- Two out of three smokers, or about 1.8 million Australians, will die because of their habit, the first large-scale Australian study on the link between smoking and mortality shows.
- Tasmanian growers are calling for stricter food labelling and imported product testing, in the wake of the Hepatitis A outbreak, allegedly linked to imported frozen berries.
- Three major Melbourne hospitals have no cash to draw on immediately and only 12 of Victoria’s public hospitals have enough cash to fund their operating activities for a week or less, according to a report by the auditor-general.
News on Health Professional Radio. Today is the 26th February 2015. Read by Rebecca Foster.
Two out of three smokers, or about 1.8 million Australians, will die because of their habit, the first large-scale Australian study on the link between smoking and mortality shows.
The study, published in the international journal BMC Medicine, found the smoking “epidemic” reduced a smoker’s life expectancy by 10 years on average.
Scientists from the Sax Institute in Sydney and the University of Melbourne followed 200,000 smokers over the age of 45.
Professor Emily Banks, the lead author of the study, said smoking was a “very, very powerful addiction” and she hoped the findings would give people the information they needed to really consider whether they should continue to smoke.
“Even though we’ve been incredibly successful at tobacco control in Australia we still have 2.7 million smokers,” Professor Banks said.
“And 1.8 million of those smokers will die from their habit if they don’t quit.”
The three main conditions that kill smokers are cardiovascular disease, cancer and chronic lung disease.

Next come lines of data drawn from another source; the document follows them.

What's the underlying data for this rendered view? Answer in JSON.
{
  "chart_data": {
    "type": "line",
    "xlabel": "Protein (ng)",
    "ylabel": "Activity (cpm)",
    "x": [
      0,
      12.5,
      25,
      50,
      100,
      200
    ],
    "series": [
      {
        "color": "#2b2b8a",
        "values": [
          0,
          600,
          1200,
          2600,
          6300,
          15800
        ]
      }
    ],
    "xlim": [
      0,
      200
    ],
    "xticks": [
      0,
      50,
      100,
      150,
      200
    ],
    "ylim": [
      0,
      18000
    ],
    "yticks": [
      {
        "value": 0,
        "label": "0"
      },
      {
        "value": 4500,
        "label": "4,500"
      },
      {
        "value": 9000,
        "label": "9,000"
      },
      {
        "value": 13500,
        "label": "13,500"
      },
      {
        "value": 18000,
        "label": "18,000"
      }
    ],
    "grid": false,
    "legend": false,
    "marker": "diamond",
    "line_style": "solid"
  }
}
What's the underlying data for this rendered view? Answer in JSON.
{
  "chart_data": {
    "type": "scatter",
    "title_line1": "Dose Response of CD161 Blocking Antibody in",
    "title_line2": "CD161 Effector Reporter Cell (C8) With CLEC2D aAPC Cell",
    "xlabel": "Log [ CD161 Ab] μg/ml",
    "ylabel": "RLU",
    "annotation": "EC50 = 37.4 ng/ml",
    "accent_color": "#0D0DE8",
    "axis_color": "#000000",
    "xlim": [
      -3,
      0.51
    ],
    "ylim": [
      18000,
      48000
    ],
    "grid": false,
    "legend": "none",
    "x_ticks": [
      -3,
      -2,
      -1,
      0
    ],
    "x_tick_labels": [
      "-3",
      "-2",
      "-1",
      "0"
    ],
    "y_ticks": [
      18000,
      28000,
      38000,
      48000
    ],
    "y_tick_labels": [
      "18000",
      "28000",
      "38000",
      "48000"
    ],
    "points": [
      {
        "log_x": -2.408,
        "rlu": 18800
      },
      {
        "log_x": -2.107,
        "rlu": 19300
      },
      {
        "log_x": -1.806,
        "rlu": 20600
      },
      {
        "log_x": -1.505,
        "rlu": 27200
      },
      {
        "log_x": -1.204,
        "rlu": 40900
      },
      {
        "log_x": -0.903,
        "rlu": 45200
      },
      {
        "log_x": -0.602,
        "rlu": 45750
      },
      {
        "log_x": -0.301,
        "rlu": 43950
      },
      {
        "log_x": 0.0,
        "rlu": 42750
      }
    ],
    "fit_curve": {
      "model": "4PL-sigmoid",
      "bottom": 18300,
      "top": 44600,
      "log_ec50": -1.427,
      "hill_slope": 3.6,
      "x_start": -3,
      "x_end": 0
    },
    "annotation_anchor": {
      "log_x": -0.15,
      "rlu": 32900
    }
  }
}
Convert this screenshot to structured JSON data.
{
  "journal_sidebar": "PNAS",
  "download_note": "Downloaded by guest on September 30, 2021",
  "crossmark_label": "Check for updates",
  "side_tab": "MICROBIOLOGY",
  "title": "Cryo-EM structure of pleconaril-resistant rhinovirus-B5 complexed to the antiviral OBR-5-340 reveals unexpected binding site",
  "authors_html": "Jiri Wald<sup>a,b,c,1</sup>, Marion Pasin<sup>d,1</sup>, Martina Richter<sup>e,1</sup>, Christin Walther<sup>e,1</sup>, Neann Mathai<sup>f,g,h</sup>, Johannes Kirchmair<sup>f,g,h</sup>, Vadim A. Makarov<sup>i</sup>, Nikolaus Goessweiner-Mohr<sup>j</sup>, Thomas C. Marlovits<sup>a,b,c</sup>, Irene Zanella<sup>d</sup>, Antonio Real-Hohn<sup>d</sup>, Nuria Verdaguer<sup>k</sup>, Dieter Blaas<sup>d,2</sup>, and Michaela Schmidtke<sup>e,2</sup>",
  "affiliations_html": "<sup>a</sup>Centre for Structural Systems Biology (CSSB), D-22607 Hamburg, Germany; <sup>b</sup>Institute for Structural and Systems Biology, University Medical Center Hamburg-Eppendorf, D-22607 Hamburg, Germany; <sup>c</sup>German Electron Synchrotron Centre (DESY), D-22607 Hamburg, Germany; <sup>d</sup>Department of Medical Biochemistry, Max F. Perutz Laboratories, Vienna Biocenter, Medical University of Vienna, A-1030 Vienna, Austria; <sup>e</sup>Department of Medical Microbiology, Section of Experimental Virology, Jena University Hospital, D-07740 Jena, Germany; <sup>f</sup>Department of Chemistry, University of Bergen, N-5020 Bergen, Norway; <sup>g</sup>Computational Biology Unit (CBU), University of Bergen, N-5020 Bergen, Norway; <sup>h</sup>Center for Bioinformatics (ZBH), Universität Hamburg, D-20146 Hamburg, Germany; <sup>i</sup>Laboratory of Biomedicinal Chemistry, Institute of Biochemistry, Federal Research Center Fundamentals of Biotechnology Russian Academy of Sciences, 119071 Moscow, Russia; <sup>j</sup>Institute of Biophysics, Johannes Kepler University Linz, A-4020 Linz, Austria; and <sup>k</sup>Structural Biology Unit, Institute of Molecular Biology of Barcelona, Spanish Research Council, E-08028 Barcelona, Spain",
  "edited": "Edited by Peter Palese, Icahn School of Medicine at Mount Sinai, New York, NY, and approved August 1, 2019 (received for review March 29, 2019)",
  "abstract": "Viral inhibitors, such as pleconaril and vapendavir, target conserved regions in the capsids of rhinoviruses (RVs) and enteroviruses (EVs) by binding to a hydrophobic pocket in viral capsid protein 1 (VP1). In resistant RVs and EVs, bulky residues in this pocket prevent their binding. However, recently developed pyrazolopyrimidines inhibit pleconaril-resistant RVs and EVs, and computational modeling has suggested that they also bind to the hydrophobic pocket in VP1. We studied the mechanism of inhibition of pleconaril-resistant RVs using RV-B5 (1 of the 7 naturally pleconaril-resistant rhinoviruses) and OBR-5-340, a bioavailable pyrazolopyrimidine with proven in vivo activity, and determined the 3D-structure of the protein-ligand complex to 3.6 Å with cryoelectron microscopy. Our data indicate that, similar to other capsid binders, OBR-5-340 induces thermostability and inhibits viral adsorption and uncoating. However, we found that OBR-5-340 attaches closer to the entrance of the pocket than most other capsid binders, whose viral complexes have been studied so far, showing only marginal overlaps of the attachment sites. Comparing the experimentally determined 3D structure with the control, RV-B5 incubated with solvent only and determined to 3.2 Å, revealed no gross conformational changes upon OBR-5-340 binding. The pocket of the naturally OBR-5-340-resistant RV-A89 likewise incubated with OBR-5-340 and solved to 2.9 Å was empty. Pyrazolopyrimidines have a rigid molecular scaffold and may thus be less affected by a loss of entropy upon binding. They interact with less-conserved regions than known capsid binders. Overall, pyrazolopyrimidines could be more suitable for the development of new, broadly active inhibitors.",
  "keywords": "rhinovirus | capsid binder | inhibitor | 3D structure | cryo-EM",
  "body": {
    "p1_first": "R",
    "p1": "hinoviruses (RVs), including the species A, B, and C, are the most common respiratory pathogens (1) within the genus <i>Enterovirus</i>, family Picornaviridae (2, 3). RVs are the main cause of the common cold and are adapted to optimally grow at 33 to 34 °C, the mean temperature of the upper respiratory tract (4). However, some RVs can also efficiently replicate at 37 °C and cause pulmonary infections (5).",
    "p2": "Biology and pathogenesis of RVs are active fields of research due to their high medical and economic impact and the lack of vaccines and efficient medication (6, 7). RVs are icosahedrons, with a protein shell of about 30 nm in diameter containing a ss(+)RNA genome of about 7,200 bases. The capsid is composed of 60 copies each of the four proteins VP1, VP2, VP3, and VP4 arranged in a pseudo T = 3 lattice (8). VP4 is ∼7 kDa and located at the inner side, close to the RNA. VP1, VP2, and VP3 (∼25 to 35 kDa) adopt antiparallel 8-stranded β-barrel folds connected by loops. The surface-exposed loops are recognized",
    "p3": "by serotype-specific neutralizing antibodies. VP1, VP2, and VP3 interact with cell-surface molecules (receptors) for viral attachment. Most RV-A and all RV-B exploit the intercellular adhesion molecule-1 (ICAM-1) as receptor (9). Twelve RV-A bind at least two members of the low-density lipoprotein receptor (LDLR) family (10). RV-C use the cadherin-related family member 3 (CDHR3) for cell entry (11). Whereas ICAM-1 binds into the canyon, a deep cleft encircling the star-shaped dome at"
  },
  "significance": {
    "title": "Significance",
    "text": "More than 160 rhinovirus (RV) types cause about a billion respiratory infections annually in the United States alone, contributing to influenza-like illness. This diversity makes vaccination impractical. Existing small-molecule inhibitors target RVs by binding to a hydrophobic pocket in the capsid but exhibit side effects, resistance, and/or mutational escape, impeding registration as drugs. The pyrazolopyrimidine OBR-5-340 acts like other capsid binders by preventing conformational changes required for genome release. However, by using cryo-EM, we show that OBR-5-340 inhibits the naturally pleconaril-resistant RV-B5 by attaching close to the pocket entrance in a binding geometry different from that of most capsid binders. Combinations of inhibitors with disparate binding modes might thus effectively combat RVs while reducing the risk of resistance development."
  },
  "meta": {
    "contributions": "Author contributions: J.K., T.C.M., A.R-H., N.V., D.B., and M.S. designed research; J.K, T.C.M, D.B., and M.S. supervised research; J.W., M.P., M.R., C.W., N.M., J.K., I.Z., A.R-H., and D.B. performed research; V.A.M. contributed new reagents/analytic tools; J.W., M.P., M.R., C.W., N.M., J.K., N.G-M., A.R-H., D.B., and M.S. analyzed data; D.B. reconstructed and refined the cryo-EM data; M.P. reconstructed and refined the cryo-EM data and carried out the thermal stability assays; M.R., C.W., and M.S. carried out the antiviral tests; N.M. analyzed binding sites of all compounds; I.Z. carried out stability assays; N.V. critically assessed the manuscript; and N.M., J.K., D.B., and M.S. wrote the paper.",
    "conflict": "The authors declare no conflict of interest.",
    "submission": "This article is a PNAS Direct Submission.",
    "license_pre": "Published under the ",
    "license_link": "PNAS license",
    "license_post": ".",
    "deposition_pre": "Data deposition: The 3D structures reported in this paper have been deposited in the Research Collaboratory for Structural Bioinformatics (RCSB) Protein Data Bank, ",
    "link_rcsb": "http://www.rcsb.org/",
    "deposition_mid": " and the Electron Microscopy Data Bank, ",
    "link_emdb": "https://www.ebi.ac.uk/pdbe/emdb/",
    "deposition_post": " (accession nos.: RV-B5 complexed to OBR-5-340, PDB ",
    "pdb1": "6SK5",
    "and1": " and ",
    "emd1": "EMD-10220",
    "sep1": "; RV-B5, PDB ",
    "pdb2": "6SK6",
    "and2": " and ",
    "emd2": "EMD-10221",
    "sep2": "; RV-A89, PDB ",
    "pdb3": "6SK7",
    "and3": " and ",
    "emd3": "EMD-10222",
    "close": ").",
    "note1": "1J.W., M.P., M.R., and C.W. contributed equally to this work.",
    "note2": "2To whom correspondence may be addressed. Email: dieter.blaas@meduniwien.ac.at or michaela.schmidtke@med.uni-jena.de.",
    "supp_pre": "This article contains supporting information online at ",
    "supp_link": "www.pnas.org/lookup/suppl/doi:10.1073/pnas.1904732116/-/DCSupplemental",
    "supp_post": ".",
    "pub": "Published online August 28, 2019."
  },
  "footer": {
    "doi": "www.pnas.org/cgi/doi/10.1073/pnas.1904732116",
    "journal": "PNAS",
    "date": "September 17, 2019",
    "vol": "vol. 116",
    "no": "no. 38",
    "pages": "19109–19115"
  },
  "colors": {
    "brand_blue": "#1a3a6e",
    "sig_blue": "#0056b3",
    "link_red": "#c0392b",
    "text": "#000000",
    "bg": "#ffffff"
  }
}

Professor Banks said those who smoked 10 cigarettes a day doubled their risk of premature death and that figure was much higher for heavy smokers.
“People who were smoking 25 or more cigarettes a day [had] up to a four to fivefold increase in their risk of dying [early],” she said.
The study found those who gave up the habit before the age of 45 could mostly avoid the major risks associated with smoking.
Tasmanian growers are calling for stricter food labelling and imported product testing, in the wake of the Hepatitis A outbreak, allegedly linked to imported frozen berries.
The Agriculture Department has put a holding order on frozen berries from the two Chinese factories allegedly linked to the outbreak until at least June.
This means that frozen berries from those factories can’t be sold in Australia, but the restrictions don’t apply to Chinese frozen berries from different factories, or to those from other countries.
But farmers and their representative bodies want permanent change.
North-west Tasmanian organic vegetable grower, Gloria Benson, said the Hepatitis A outbreak has brought attention to the fact that the Australian people have been deceived.
“It’s like a deceit, all of this food has been coming in without being checked, none of us are knowing that it is coming in from, places that may not have the food security that we have,” she said.
“It’s time really, that it has been exposed.”
Mr Benson said Australian growers aren’t on a level playing field with importers.
The Department of Agriculture is responsible for testing imported foods based on advice and risk assessments from Food Standards Australia and New Zealand.
Most fruits and vegetables, including the frozen berries from China, are in the surveillance category where five per cent are tested.
Three major Melbourne hospitals have no cash to draw on immediately and only 12 of Victoria’s public hospitals have enough cash to fund their operating activities for a week or less, according to a report by the auditor-general.
The report, tabled in the Parliament, found 32 hospitals were showing signs of financial stress.
It also said The Alfred, Royal Melbourne and Mercy hospitals had no cash to immediately draw upon.
“There are still concerns regarding the financial sustainability risks of hospitals, with 32 hospitals, including some major metropolitan hospitals, requiring a letter of support from the former Department of Health, in order to be able to report as a going concern,” the report said.
“Further, 12 public hospitals held cash at 30 June, 2014 that could only fund seven or less days of operating activity.”
The report said that was an improvement on the year before, when 23 public hospitals were in that position.
The auditor-general examined 87 public hospitals and 23 associated entities responsible for $12.6 billion in public health expenditure.
The president of Victorian branch of the Australian Medical Association (AMA) said hospitals were cutting it too fine with their finances.
Tony Bartone said the State Government needed to increase funding for public hospitals.
“A week of cash flow is certainly not enough, it’s cutting it way too fine,” he said.
“Management need to manage their resources much better, they need assurances of funding.”